In becoming the exclusive sales & service source for SpectraSensors gas analyzing technology in Canada, Endress+Hauser is filling a need for solutions-based approaches tailored to each application measuring contaminant levels in natural gas and gas processing operations, refineries and chemical plants.
As the customers’ single accountable point of contact, Endress+Hauser Canada will assist them in choosing the right SpectraSensors analyzer and choosing the proper sensitivity level to generate consistently accurate readings of analyte, such as moisture (H2O), hydrogen sulfide (H2S), carbon dioxide (CO2), oxygen (O2), acetylene (C2H2), ammonia (NH3) and gas composition. Customers will benefit from the factory-trained local resources of Endress+Hauser, training in state of the art Process Training Units, bilingual telephone support and onsite services (commissioning, maintenance and repair). Endress+Hauser can help customers incorporate the data stream from their analyzers into their IT infrastructure, including IIoT systems.
“The solutions-based approach pays off for our customers in both the short and long term,” says Jason Riegert, Analyzer Program Development Manager, Strategic Solutions & Services, at Endress+Hauser Canada. “Selecting, locating and installing the right analyzer, combined with providing know-how and support, assures that each customer can expect high accuracy in contaminant measurement over the lifespan of the equipment with the lowest cost of ownership of any possible solution.”
SpectraSensors analyzers employ three main optical technologies – TDLAS (tunable diode laser absorption spectroscopy), Quench Fluorescence and Raman Spectroscopy – to measure H2O, C2H2, NH3, H2S, CO2, O2, gas concentrations* in hydrocarbon gas applications. TDLAS was introduced to the natural gas industry by SpectraSensors more than a decade ago and has proven to be the most effective analytical technology for measuring contaminants, with the fastest response rate, and great durability. Unlike other measurement techniques, the analysis component of these three optical technologies – a beam of light – isn’t in direct contact with the gas and therefore doesn’t degrade.

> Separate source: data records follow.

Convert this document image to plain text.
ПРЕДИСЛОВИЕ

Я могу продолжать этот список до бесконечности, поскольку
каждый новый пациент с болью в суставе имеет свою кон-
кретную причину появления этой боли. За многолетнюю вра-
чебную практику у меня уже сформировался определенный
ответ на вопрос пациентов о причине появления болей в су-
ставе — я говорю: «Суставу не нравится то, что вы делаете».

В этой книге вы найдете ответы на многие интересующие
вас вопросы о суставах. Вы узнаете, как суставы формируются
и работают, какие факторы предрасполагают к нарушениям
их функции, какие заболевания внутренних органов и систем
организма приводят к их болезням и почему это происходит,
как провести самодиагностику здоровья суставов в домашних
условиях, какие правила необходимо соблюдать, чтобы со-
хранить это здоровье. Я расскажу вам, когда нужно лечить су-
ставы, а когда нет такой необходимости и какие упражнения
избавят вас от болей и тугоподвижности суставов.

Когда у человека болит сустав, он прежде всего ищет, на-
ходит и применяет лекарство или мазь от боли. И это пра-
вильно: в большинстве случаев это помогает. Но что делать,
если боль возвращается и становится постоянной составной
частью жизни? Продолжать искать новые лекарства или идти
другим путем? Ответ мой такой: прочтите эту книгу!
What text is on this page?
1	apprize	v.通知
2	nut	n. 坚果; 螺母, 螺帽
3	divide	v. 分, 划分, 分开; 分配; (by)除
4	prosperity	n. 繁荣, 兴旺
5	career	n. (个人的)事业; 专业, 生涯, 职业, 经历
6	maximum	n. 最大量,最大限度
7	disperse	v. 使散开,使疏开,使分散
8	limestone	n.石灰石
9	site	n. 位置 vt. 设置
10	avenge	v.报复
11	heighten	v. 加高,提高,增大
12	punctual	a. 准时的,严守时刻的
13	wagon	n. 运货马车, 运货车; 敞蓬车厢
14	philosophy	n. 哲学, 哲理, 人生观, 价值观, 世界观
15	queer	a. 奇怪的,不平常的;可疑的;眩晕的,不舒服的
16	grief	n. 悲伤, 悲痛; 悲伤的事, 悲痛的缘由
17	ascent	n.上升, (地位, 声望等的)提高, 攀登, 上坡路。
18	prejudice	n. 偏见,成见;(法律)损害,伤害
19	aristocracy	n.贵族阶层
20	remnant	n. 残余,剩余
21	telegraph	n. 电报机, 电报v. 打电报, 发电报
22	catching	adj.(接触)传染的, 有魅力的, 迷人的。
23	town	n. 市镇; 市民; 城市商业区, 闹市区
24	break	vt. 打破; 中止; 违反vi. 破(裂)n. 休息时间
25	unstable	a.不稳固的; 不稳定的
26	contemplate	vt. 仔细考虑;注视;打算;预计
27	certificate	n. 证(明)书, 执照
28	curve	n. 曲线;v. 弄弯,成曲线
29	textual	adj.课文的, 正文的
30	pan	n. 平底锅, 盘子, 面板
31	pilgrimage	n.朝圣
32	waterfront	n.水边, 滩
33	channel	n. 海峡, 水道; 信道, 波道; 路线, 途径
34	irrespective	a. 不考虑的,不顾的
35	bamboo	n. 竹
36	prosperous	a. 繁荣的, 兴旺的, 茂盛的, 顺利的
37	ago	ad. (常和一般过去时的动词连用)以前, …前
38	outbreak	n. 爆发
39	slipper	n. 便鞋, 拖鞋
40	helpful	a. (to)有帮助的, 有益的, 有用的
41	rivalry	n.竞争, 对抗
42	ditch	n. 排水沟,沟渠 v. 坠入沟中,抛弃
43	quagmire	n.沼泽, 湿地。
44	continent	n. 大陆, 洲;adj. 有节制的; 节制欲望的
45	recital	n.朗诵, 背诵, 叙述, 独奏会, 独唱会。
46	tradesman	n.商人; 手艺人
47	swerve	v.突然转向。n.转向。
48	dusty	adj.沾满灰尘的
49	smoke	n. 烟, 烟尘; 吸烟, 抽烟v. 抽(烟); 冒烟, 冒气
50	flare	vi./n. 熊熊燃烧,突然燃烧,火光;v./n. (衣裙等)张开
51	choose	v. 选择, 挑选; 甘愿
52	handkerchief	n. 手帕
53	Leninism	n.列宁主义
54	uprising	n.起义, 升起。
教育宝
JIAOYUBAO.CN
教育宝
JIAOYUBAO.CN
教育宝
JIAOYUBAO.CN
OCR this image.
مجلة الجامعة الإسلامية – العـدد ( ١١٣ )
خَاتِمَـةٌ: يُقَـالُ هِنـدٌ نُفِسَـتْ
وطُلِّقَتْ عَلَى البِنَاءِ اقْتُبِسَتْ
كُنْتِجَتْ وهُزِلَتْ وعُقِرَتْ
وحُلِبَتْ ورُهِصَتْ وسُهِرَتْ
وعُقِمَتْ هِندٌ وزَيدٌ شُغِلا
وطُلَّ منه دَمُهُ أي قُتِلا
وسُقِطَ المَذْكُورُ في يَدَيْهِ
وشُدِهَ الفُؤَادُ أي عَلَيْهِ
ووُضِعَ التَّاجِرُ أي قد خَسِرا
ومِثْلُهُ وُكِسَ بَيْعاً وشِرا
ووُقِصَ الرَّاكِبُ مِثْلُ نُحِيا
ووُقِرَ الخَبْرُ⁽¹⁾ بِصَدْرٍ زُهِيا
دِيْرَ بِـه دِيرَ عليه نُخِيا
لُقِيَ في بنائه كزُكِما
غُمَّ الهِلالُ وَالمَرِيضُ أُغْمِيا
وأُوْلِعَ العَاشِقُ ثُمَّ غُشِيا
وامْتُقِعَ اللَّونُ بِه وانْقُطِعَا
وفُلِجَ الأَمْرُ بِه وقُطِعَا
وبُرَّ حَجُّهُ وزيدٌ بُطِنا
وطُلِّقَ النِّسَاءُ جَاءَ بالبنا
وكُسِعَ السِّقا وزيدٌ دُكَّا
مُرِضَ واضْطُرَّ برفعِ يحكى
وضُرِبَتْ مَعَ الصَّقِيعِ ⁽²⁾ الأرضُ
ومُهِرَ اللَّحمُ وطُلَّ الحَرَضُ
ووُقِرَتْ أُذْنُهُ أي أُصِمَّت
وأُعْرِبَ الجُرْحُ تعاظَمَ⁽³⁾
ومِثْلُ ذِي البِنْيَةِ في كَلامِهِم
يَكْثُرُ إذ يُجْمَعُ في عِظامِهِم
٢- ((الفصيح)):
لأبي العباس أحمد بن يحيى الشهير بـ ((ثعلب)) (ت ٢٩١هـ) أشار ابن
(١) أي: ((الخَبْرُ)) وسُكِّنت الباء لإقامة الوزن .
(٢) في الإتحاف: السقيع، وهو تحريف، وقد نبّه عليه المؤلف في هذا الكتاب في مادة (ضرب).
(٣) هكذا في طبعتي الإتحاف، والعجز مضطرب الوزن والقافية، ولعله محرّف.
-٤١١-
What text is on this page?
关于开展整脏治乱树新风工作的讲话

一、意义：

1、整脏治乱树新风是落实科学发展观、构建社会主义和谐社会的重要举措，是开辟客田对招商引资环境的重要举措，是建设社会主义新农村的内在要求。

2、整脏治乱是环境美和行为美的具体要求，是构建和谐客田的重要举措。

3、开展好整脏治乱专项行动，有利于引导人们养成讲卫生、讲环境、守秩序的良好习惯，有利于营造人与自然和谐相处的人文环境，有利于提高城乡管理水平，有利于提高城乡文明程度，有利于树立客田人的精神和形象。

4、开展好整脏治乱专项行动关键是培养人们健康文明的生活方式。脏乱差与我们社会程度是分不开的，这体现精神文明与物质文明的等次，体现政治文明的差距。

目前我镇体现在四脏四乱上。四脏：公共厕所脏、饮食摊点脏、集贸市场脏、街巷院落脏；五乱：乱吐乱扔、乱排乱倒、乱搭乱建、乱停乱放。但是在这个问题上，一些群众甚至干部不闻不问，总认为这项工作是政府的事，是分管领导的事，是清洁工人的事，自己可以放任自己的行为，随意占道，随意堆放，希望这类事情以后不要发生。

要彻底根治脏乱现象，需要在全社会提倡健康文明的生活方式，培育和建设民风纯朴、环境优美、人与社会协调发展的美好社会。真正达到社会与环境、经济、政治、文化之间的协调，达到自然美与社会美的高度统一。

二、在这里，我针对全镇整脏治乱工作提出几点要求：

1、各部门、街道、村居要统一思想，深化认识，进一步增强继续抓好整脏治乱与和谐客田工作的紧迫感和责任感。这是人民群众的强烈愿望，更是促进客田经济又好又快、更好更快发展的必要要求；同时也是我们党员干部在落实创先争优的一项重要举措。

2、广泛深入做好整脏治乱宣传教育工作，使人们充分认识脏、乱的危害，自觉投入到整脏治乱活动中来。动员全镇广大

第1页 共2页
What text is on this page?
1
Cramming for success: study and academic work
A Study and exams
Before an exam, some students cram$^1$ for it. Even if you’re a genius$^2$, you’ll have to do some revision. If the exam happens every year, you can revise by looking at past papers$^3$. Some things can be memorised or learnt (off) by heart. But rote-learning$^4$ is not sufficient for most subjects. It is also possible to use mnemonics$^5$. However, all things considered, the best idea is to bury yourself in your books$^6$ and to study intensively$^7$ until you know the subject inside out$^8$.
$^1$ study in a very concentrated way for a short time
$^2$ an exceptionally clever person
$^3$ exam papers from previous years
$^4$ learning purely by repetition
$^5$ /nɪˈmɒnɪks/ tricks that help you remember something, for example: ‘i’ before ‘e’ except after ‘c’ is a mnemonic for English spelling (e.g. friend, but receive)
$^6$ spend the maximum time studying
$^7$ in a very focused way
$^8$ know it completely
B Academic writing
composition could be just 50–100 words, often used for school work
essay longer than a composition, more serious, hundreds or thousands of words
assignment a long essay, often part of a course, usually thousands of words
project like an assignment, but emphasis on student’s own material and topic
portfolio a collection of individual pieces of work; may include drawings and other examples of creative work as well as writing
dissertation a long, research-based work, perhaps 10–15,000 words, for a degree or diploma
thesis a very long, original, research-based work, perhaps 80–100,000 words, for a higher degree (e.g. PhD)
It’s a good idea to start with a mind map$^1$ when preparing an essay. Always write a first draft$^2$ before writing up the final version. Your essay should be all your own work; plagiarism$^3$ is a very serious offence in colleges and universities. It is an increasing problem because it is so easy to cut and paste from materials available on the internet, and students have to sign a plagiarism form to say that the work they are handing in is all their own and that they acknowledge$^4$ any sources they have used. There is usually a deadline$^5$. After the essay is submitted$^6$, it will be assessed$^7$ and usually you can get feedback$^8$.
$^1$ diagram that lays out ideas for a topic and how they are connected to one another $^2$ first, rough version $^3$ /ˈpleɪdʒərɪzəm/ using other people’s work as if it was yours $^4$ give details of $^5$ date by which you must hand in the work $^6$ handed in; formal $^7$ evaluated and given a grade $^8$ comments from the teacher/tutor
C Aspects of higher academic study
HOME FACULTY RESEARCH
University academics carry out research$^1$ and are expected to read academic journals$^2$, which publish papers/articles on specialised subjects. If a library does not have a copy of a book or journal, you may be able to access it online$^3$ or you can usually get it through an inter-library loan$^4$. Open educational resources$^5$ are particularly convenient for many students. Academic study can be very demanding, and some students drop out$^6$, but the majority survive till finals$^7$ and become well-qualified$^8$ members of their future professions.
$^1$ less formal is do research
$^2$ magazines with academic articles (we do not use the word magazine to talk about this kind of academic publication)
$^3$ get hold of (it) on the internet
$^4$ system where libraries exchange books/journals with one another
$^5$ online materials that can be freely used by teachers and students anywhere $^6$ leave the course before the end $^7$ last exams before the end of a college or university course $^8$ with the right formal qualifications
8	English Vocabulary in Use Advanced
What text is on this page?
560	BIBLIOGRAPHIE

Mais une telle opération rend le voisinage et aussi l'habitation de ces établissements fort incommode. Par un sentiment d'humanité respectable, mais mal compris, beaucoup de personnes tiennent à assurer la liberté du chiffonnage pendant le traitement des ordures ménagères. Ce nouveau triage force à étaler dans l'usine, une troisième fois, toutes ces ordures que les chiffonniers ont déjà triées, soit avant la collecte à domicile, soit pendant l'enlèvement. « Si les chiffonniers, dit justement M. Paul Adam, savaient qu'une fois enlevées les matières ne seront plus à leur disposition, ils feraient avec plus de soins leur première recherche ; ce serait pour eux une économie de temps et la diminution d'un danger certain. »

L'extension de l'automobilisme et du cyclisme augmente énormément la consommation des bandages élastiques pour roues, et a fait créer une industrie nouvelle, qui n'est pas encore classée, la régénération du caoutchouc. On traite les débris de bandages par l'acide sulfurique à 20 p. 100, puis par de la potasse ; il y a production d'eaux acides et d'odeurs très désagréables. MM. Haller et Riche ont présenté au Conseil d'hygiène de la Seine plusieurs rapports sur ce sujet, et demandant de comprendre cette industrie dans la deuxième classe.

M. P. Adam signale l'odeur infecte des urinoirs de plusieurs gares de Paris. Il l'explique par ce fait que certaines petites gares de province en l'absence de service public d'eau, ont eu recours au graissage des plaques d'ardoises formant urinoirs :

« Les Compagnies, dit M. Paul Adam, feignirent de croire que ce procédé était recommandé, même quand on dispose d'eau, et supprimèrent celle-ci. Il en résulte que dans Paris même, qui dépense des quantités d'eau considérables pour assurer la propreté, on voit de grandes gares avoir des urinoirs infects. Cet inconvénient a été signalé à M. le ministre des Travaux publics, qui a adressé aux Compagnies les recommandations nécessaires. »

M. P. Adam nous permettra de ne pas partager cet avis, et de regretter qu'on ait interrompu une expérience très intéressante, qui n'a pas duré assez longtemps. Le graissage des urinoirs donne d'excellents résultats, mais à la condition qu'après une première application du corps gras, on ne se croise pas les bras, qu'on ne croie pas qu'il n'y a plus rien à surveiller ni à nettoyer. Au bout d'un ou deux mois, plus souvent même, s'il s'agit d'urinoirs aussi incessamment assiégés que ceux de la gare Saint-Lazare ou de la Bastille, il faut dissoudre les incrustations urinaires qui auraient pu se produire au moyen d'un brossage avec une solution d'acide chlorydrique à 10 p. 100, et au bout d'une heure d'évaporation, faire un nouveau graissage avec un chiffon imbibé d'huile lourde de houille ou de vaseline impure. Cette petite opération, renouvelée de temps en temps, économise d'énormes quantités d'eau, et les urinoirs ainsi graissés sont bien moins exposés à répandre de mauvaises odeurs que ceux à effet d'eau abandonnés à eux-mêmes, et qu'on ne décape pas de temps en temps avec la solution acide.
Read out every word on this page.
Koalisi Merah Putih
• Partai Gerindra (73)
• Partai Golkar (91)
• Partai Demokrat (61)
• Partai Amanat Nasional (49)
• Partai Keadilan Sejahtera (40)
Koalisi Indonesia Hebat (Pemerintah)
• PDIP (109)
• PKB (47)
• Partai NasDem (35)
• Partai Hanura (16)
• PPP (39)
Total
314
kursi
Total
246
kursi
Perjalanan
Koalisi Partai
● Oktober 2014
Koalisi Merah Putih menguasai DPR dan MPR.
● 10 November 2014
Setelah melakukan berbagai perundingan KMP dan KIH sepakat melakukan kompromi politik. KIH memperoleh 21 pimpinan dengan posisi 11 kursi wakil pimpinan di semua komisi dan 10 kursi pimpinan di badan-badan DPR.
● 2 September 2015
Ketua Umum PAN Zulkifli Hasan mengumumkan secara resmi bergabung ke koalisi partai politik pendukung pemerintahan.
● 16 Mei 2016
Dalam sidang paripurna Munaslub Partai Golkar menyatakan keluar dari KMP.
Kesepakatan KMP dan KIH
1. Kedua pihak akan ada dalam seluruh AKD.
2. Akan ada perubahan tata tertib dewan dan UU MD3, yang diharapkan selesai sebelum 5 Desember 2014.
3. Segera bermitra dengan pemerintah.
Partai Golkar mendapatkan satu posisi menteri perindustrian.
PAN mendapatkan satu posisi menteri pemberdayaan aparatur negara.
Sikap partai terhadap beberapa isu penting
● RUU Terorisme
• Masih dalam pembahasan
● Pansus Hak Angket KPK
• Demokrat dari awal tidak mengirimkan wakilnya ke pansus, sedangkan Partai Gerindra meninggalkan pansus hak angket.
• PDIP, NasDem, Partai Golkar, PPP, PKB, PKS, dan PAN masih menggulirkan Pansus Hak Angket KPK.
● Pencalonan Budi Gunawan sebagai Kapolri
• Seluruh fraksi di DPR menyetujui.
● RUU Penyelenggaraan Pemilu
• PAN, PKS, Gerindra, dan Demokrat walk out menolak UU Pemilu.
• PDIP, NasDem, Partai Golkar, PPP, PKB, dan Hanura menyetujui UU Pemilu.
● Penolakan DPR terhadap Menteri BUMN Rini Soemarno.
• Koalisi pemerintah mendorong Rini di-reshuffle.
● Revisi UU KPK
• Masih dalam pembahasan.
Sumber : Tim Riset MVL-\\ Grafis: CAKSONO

The rugged nature of these optical gas analyzers has allowed them to be used in natural gas pipelines with very little maintenance, no cross-interference, and with no detrimental effects from glycol, methanol, amine, H2S and more in the gas stream. They require no field recalibration, ever. Since its inception, this technology has demonstrated its reliability in thousands of installations worldwide. In addition, there is an expanding market for optical gas analyzers in crude refining, LNG liquefaction and petrochemical and fertilizer production.
Trace levels of H2O, H2S, CO2, and O2 in natural gas can corrode pipelines. Identifying levels of contaminants establishes how much processing is required to make it safe enough for pipeline transmission. For example, H2S levels at the wellhead may be over 100 parts per million (ppm), but that must be brought down below 4 ppm for delivery to a mainline pipeline. In Canada, most of the demand for gas analyzers is on an upstream gathering network at the entry point to an intermediate gas processing plant, then on the other side of the plant to measure the effectiveness of contaminant removal. The gas is analyzed again when it reaches the custody point of a mainline gas pipeline system to ensure it meets the regulatory standard for onward transmission.
* Between 0.1 and 100% (by volume): H2, N2, O2, CO, CO2, H2S, CH4, C2H4, C2H6, Cl2, F2, HF, BF3, SO2, CO2 additionally for LNG applications specific gravity, Wobbe index and BTU.